Не будет у Андрея Долгушина первой и главной в его жизни атаки. Захлебнулась она до того, как началась. Один он в лесу, никому не нужный, даже этим деревьям с теплой корой, у которых свой, единственный, но такой естественный путь в жизни. Вот что он сейчас понял.

Он не смог стоять, опустился на землю. Холод, пришедший к нему во время сна, распространился по всему телу, сковал его насмерть. Он не мог двинуться, даже произнести слово, так страшно ему стало.

Сидел, бессмысленно глядя в землю, ни о чем он не думал. Проходили минуты, а может, часы, он этого не понимал. Все, что он мог бы сделать: бежать, кричать или даже заплакать, – ушло в эту бессмысленную неподвижность. Он как умер. Еще мгновения отделяли его от пробуждения, но он уже не был тем человеком, который, проснувшись, провел рукой по голой траве, там, где должно лежать оружие.

Все в нем омертвело с тех давних пор, и сам он успел прожить вечность и состариться.

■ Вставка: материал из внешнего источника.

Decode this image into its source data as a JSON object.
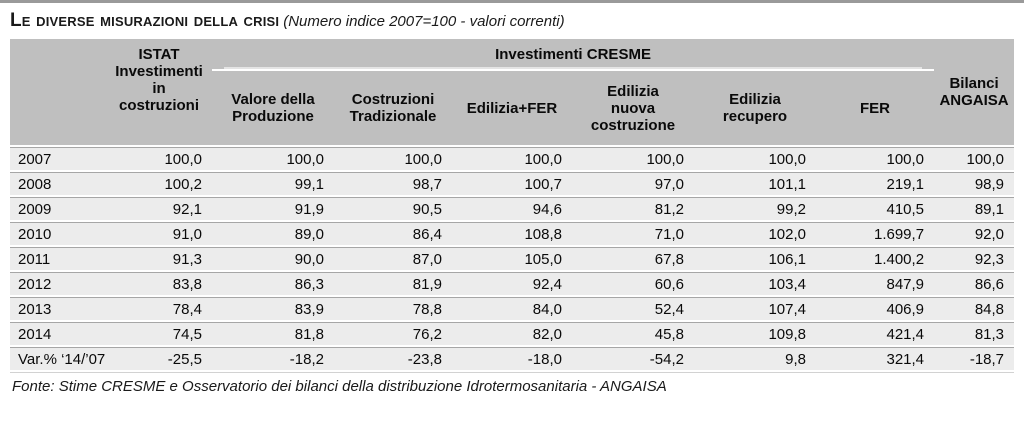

Где-то по тропинке проходили люди, слышались голоса – ничто не касалось его. Люди жили совсем в другом мире, а там, где жил сейчас он, была мертвая пустыня. Голоса почему-то мешали ему, и не были нужны в той жизни, которую теперь он вел. И он встал, пошел, пока не почувствовал, что ноги плохо его слушаются. Тогда он сел, снял сапоги. Поставил их рядком, как ставил в казарме перед отбоем. Хотел навертеть на голенища портянки, но не смог, бросил их рядом.

Он смотрел на сапоги, и простая мысль, первая, реальная, пришла в голову, что сапоги так снимают перед концом. Он даже вздрогнул, когда понял, о чем он думает, посмотрел вокруг. Он сидел в лесу, а по тропе мимо него бежал мальчик.

Андрей смотрел на него так же, как на все остальное. Но странно, что мальчик оглянулся, они встретились глазами. Вот тогда Андрей, не желая ничего и ни о чем не думая, произнес:

– Эй, пацан!

Все вышло помимо Андрея. Он уже забыл про мальчика, если бы тот пошел дальше, Андрей о нем и не вспомнил бы. Но мальчик стоял и ждал. Чего это онждал?

– Тебя, тебя. Пойди сюда, – сказал Андрей, опять сам себе удивляясь. Никаких мыслей и никаких слов в нем не было. Единственная четкая мысль о сапогах никак не могла быть связана с мальчиком. Вот это он знал. Они оба молчали, и оба не были нужны друг другу. Андрей все пытался зацепиться мыслью за сапоги и продолжить, а оно будто не имело продолжения, а заканчивалось на слове «конец». Несколько раз повторил Андрей про себя, отыскивая тот первоначальный смысл, который его озарил. Поднял глаза и удивился, что мальчик еще здесь, что он стоит перед ним.

Где-то отдаленно, как чужой, прозвучал собственный голос:

– Ну? Подойди! Ты что, местный? Тут и живешь?

– А где мне еще жить? – спросил мальчик. – Вон, в детдоме живу.

Андрей поморщился при слове «живу». Мальчик вот живет, а что делает он, Андрей? А он уже не живет? А что же он тогда делает?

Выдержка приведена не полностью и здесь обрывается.